When are Fourier coefficients monotonic?
It suffices that $f$ be (the restriction to $[0,2\pi]$ of) a completely monotone real-valued function defined on $[0,\infty)$. Indeed, then for some finite measure $\mu$ on $[0,\infty)$ and all real $x\ge0$ we have $$f(x)=\int_0^\infty\mu(da) e^{-a x},$$ whence for natural $n$ $$\hat f(n)=\int_0^\infty\mu(da) \int_0^{2\pi}dx\,\cos(nx)e^{-a x} =\int_0^\infty\mu(da) \frac{a \left(1-e^{-2 \pi a}\right)}{a^2+n^2},$$ which is obviously decreasing in $n$ (to $0$, by dominated convergence or by the Riemann--Lebesgue lemma).
Note that, if $f(x)\equiv1$ or $f(x)\equiv x$, then $\hat f(n)=0$ for all natural $n$. So, if $f$ has the desired property, then the function $[0,2\pi]\ni x\mapsto a+bx+f(x)$ also has it for any real $a$ and $b$. Also, clearly, if $f$ has the desired property, then do does the function $$[0,2\pi]\ni x\mapsto f^-(x):=f(2\pi-x)$$ -- because $\widehat{f^-}(n)=\hat f(n)$ for all natural $n$. It follows that, if $f$ and $g$ have the desired property, then the function $$[0,2\pi]\ni x\mapsto a+bx+f(x)+g(2\pi-x)$$ also has it for any real $a$ and $b$.
Added:
As noted in a comment by Fedor Petrov, if $f(x)=h(\pi-x)$ for some odd function $h$ and all $x\in[0,2\pi]$, then $\hat f(n)=0$ for all natural $n$.
It follows from this answer by fedja that, if $$f(x)=\int_1^\infty[\mu(dp) x^p+\nu(dp)(2\pi-x)^p]<\infty$$ for some measures $\mu$ and $\nu$ on $[1,\infty)$ and all $x\in[0,2\pi]$, then $f$ has the desired property.
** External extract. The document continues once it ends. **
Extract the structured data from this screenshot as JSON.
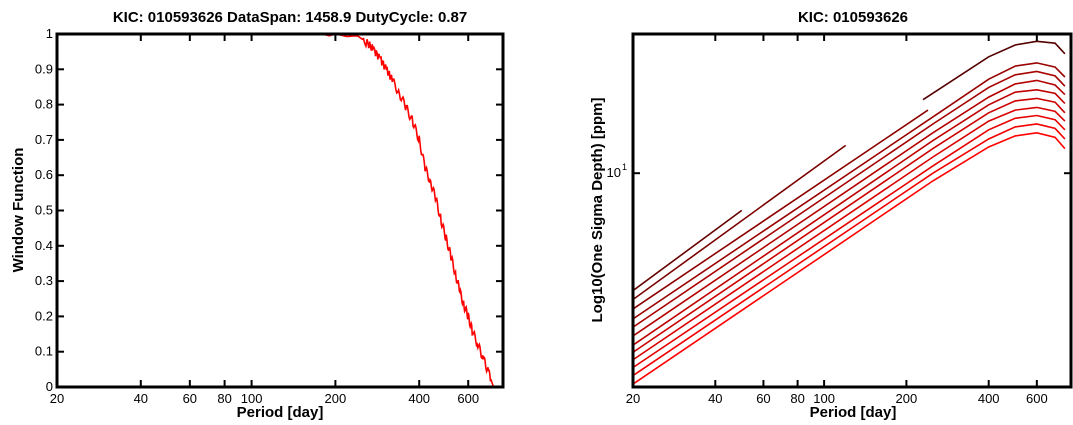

A comment on this problem would be that if $\hat f(n)$ are monotone ( here $f$ any continuous function, not necessarily odd or even, also I assume that $\hat f(n)$ is monotone not $|\hat f(n)|$ ) then one can assume that they are positive. And if Fourier coefficients are real and positive then they must be absolutely convergent, that is $\{\hat f(n)\} \in l_1$. This follows easily from property of Fejer's kernel, i.e. that it is positive operator with integral 1:
$$ \sum_k (1-|k|/n)\hat f(k)exp(ikt) = \int F(t-s)f(s) \le \sup|f|$$ so $1/2 \sum_{k \in (-n/2, n/2)} \hat f(k)) \le \sup|f|$.